UN demands monitoring as 74m people face famine

By Guardian Reporter , The Guardian
Published at 09:58 AM Apr 01 2024
UN humanitarian chief Martin Griffiths warned that Somalia was "at the door of famine" after being hit by four failed rainy seasons that has caused a devastating drought.
Photo: AFP
UN humanitarian chief Martin Griffiths warned that Somalia was "at the door of famine" after being hit by four failed rainy seasons that has caused a devastating drought.

UNITED Nations agencies are appealing for close monitoring of the drivers of food insecurity, including climate risks, and strengthening anticipatory action for disaster risk reduction as 74m people face famine in eastern Africa.

The United Nations Food and Agriculture Organisation (FAO) say in a new report compiled with various other international agencies that the number of food insecure people needing humanitarian assistance in the Greater Horn of Africa stood at 74m at the end of February.

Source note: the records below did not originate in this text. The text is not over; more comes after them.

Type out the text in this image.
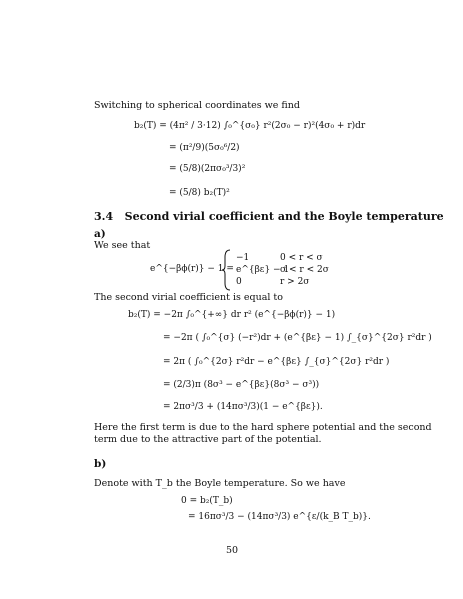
Switching to spherical coordinates we find
b₂(T) = (4π² / 3·12) ∫₀^{σ₀} r²(2σ₀ − r)²(4σ₀ + r)dr
= (π²/9)(5σ₀⁶/2)
= (5/8)(2πσ₀³/3)²
= (5/8) b₂(T)²
3.4 Second virial coefficient and the Boyle temperature
a)
We see that
e^{−βϕ(r)} − 1 =
−1	0 < r < σ
e^{βε} − 1
σ < r < 2σ
0	r > 2σ
The second virial coefficient is equal to
b₂(T) = −2π ∫₀^{+∞} dr r² (e^{−βϕ(r)} − 1)
= −2π ( ∫₀^{σ} (−r²)dr + (e^{βε} − 1) ∫_{σ}^{2σ} r²dr )
= 2π ( ∫₀^{2σ} r²dr − e^{βε} ∫_{σ}^{2σ} r²dr )
= (2/3)π (8σ³ − e^{βε}(8σ³ − σ³))
= 2πσ³/3 + (14πσ³/3)(1 − e^{βε}).
Here the first term is due to the hard sphere potential and the second term due to the attractive part of the potential.
b)
Denote with T_b the Boyle temperature. So we have
0 = b₂(T_b)
= 16πσ³/3 − (14πσ³/3) e^{ε/(k_B T_b)}.
50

In January, the number of food insecure people stood at 58.1m, with the FAO and humanitarian agencies, including the United Nations Children's Fund and the International Organization for Migration, attributing the surge to conflicts in different countries in the region, and adverse weather events.

The famine=threatened countries are Sudan, Ethiopia, Kenya, Djibouti and South Sudan, along with parts of the Democratic Republic of Congo and most of the Central African Republic, the report noted.

In Kenya over 1.5m people are food insecure, while in Sudan upwards of 17.7m face hunger, with South Sudan having 5.7m food insecure people, the report indicated.

Sudan's food crisis is set to deepen due to constrained food availability, interruptions in trade routes and markets, high commodity prices, livelihood disruptions, constrained humanitarian access and widespread displacement, the report said in its grim assessment.

The conflict in Sudan is having severe humanitarian implications, marked by a surge in refugee arrivals amid limited humanitarian funding for neighbouring countries like the Central African Republic, Chad, Egypt, Ethiopia and South Sudan.

"Even before the conflict, these countries were already grappling with other crises, including large numbers of displaced populations, conflict, political upheavals, hunger, and economic challenges," it highlighted.

The 2023 El Nino rains contributed to the rise in the number of people in need of humanitarian assistance in the region, with wetter-than-normal conditions forecasted over most parts of the region.

For Ethiopia, Kenya, Somalia, South Sudan, Uganda, Burundi, Rwanda and Tanzania, during the 2024 March-May rainfall season the situation may not improve, it added.